Isso significa que as empresas precisam correr para abrir o capital em alguns poucos meses? Certamente não. Os rumos da economia e da taxa básica de juros deverão ser observados. Mas já podemos perceber que as empresas nessa situação estão de olho no quarto trimestre deste ano e no início de 2025 como um horizonte possível para abrir o capital. Além do planejamento dos negócios em si, a perspectiva de abertura de capital implica em um sério arranjo das condições de governança, que costuma ser um dos pontos fracos de muitas empresas médias, especialmente aquelas de origem familiar ou que ainda mantêm a família no controle dos negócios.

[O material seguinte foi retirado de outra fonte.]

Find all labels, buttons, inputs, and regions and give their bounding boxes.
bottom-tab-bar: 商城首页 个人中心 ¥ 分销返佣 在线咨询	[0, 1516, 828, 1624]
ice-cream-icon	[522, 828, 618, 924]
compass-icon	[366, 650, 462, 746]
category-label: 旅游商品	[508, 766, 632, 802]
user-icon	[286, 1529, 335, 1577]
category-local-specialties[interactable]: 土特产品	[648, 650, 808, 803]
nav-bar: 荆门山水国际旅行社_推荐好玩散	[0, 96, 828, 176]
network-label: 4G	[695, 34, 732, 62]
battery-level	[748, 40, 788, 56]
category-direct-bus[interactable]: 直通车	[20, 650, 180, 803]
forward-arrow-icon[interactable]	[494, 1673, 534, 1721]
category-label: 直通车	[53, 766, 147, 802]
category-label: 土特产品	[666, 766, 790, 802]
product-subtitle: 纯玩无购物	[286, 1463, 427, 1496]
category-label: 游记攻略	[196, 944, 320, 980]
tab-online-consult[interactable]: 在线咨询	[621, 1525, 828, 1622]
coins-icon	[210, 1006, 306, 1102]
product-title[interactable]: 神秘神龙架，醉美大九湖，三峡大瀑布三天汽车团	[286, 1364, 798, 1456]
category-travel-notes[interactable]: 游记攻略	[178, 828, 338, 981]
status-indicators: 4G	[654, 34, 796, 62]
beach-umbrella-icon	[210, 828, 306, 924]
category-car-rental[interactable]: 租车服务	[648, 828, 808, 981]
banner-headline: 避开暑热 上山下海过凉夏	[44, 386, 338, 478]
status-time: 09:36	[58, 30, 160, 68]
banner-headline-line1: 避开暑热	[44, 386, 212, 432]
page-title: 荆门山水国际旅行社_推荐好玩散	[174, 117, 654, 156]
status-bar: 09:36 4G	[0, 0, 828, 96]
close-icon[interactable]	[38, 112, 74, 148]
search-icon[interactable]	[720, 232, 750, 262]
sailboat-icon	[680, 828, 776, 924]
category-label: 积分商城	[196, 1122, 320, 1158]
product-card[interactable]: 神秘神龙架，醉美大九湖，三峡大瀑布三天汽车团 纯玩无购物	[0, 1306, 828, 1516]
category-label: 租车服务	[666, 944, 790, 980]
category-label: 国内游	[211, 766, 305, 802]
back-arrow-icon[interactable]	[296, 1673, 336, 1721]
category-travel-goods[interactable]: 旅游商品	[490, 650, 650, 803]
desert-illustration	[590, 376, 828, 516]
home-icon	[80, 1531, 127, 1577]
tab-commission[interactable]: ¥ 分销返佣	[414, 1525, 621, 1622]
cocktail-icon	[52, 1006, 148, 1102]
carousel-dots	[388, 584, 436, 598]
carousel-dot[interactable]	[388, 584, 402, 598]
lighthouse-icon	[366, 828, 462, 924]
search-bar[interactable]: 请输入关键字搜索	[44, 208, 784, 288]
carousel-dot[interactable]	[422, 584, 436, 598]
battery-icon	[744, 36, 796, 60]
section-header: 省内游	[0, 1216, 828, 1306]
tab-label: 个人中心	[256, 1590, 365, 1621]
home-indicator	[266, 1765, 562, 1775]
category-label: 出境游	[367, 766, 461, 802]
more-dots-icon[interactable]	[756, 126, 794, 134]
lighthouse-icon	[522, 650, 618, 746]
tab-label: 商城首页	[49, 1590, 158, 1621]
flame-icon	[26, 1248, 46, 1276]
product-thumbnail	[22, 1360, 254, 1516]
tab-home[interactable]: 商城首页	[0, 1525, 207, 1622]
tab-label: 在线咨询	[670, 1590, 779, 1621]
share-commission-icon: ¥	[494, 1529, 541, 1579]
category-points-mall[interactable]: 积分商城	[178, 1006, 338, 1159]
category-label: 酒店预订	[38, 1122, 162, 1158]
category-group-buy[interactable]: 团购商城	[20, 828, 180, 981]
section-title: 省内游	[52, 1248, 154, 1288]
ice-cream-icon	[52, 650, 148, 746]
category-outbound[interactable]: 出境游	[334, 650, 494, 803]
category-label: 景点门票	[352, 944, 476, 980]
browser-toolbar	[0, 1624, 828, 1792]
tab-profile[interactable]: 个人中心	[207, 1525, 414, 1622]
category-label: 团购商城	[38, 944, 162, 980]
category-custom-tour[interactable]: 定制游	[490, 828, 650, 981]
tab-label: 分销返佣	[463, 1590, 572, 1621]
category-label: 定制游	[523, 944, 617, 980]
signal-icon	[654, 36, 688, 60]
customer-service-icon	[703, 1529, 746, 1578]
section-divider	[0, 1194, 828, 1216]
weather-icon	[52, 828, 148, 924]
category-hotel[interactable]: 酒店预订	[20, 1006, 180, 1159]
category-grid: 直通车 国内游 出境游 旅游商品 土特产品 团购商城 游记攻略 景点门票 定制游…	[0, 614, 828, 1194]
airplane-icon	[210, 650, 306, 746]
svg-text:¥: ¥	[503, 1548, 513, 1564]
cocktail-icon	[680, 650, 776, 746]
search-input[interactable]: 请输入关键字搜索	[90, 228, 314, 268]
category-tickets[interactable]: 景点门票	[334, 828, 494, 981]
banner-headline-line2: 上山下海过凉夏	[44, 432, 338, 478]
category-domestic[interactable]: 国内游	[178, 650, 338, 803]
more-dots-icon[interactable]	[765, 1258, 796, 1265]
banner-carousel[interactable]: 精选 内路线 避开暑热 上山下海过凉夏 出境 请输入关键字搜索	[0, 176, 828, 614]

Preparar-se para uma abertura de capital não é fácil e seguramente poderá haver empresas que, mesmo com a intenção de encarar este processo, dificilmente terão condições de fazê-lo, ao menos de forma imediata ou rápida. A “arrumação da casa” em termos de governança corporativa, de controles internos (incluindo o desenho e implantação de uma robusta auditoria interna) e de adoção de normas contábeis exigidas pela legislação brasileira, torna a tarefa bastante desafiadora. Não parece haver muitas empresas que consigam passar por esse processo com seus recursos internos. Muitas vezes, porque esses recursos internos são inexistentes e contratá-los ou treiná-los demandaria muito tempo e recursos financeiros. Outras vezes, trata-se de uma questão de custo-benefício, quando a administração conclui que é muito mais conveniente contratar uma equipe de especialistas, bem treinados neste tipo de processos, que tornarão este processo mais rápido e menos “doloroso”.

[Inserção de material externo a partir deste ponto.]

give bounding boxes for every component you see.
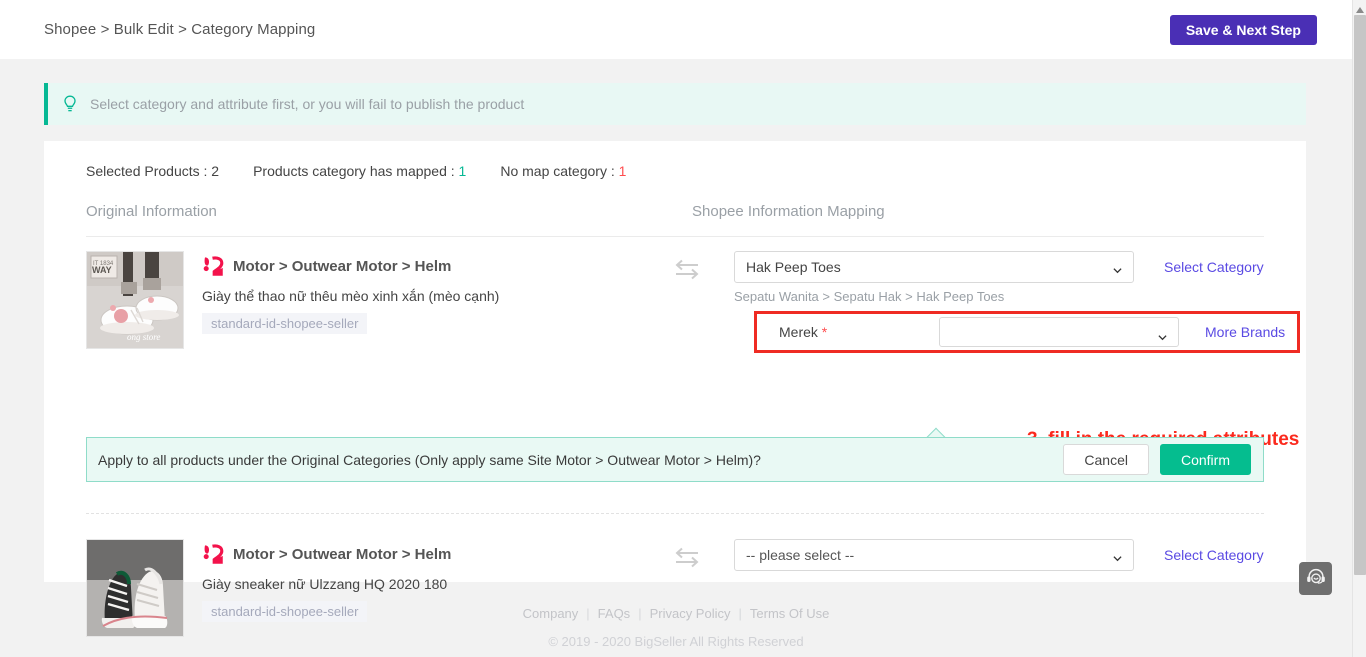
mapped-value: 1 — [458, 163, 467, 179]
scrollbar-thumb[interactable] — [1354, 15, 1366, 575]
mapping-card: Selected Products : 2 Products category h… — [44, 141, 1306, 637]
selected-products-stat: Selected Products : 2 — [86, 163, 220, 179]
required-asterisk: * — [821, 324, 828, 340]
original-category-text: Motor > Outwear Motor > Helm — [233, 546, 452, 563]
shopee-logo-icon — [202, 544, 224, 565]
shopee-category-select[interactable]: Hak Peep Toes — [734, 251, 1134, 283]
original-category-line: Motor > Outwear Motor > Helm — [202, 256, 672, 277]
page-scrollbar[interactable] — [1352, 0, 1366, 657]
page-body: Select category and attribute first, or … — [0, 59, 1352, 657]
footer-link-terms-of-use[interactable]: Terms Of Use — [750, 606, 829, 621]
category-select-row: -- please select -- Select Category — [734, 539, 1264, 571]
footer-link-faqs[interactable]: FAQs — [598, 606, 631, 621]
headset-icon — [1305, 566, 1327, 591]
brand-select[interactable] — [939, 317, 1179, 347]
column-headers: Original Information Shopee Information … — [86, 203, 1264, 237]
original-category-text: Motor > Outwear Motor > Helm — [233, 258, 452, 275]
footer-separator: | — [586, 606, 590, 621]
swap-arrows-icon — [672, 547, 702, 569]
chevron-down-icon — [1158, 329, 1167, 341]
tip-banner: Select category and attribute first, or … — [44, 83, 1306, 125]
mapped-category-path: Sepatu Wanita > Sepatu Hak > Hak Peep To… — [734, 289, 1005, 304]
copyright-text: © 2019 - 2020 BigSeller All Rights Reser… — [548, 634, 804, 649]
mapping-area: -- please select -- Select Category — [734, 539, 1264, 571]
no-map-stat: No map category : 1 — [500, 163, 627, 179]
scroll-up-arrow-icon[interactable] — [1355, 2, 1365, 13]
footer: Company | FAQs | Privacy Policy | Terms Of Use… — [0, 606, 1352, 649]
no-map-value: 1 — [618, 163, 627, 179]
shopee-category-select[interactable]: -- please select -- — [734, 539, 1134, 571]
mapped-stat: Products category has mapped : 1 — [253, 163, 467, 179]
shopee-logo-icon — [202, 256, 224, 277]
stats-line: Selected Products : 2 Products category h… — [86, 163, 626, 179]
column-header-original: Original Information — [86, 203, 217, 220]
support-chat-button[interactable] — [1299, 562, 1332, 595]
svg-text:ong store: ong store — [127, 332, 160, 342]
shop-tag: standard-id-shopee-seller — [202, 313, 368, 334]
required-attribute-box: Merek * More Brands — [754, 311, 1300, 353]
product-title: Giày sneaker nữ Ulzzang HQ 2020 180 — [202, 576, 448, 592]
svg-text:WAY: WAY — [92, 265, 112, 275]
footer-links: Company | FAQs | Privacy Policy | Terms Of Use — [0, 606, 1352, 621]
product-thumbnail: IT 1834 WAY ong store — [86, 251, 184, 349]
shopee-category-value: -- please select -- — [746, 547, 855, 563]
cancel-button[interactable]: Cancel — [1063, 444, 1149, 475]
top-bar: Shopee > Bulk Edit > Category Mapping Sa… — [0, 0, 1352, 59]
more-brands-link[interactable]: More Brands — [1205, 324, 1285, 340]
footer-link-privacy-policy[interactable]: Privacy Policy — [650, 606, 731, 621]
footer-separator: | — [738, 606, 742, 621]
column-header-shopee: Shopee Information Mapping — [692, 203, 885, 220]
breadcrumb: Shopee > Bulk Edit > Category Mapping — [44, 21, 316, 38]
product-title: Giày thể thao nữ thêu mèo xinh xắn (mèo … — [202, 288, 500, 304]
product-info: Motor > Outwear Motor > Helm Giày thể th… — [202, 251, 672, 334]
apply-to-all-banner: Apply to all products under the Original… — [86, 437, 1264, 482]
swap-arrows-icon — [672, 259, 702, 281]
select-category-link[interactable]: Select Category — [1164, 547, 1264, 563]
category-select-row: Hak Peep Toes Select Category — [734, 251, 1264, 283]
original-category-line: Motor > Outwear Motor > Helm — [202, 544, 672, 565]
confirm-button[interactable]: Confirm — [1159, 444, 1251, 475]
footer-link-company[interactable]: Company — [523, 606, 579, 621]
attribute-label: Merek * — [779, 324, 828, 340]
shopee-category-value: Hak Peep Toes — [746, 259, 841, 275]
select-category-link[interactable]: Select Category — [1164, 259, 1264, 275]
lightbulb-icon — [62, 95, 78, 113]
selected-products-value: 2 — [211, 163, 220, 179]
tip-text: Select category and attribute first, or … — [90, 96, 525, 112]
footer-separator: | — [638, 606, 642, 621]
mapping-area: Hak Peep Toes Select Category Sepatu Wan… — [734, 251, 1300, 353]
row-divider — [86, 513, 1264, 514]
chevron-down-icon — [1113, 550, 1122, 562]
save-and-next-step-button[interactable]: Save & Next Step — [1169, 14, 1317, 45]
apply-to-all-text: Apply to all products under the Original… — [98, 451, 761, 468]
chevron-down-icon — [1113, 262, 1122, 274]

No cenário internacional, é relevante observar como a China poderá alterar sua política de investimentos e comércio com muitos dos países “alinhados” com os Estados Unidos. Levando em conta os impactos que quaisquer movimentos ou decisões dos chineses possam ter no mercado local e de exportações brasileiros, os empresários locais devem considerar esta circunstância ao calibrar a época de abertura de capital, de modo a negociar as ações no mercado pelo maior valor possível, o que, ao que tudo indica, não acontece neste momento em que o mercado está “em baixa” ou deprimido. A forma e a medida como as duas guerras atualmente em curso podem impactar os negócios também são pontos de atenção em qualquer planejamento.

Conclusão resumida

O rumo da taxa básica de juros no Brasil, mesmo que entre num ritmo menor do que o esperado, deverá afastar aos poucos os investidores da renda fixa, que gradualmente irão direcionar recursos para a renda variável. É a ocasião perfeita para que as empresas procurem a abertura de capital como via de financiamento do seu crescimento ou para que acionistas majoritários aproveitem a “onda” como “via de saída” para realizar lucros e/ou diversificar investimentos. Contudo, o processo não é fácil, especialmente para empresas médias. Quem decidir avançar por este caminho deve se apoiar em um exército de profissionais experientes em tais processos: advogados, bancos, assessores financeiros e, não menos crucial, profissionais que preparem a empresa nos aspectos contábeis, de governança e sustentabilidade.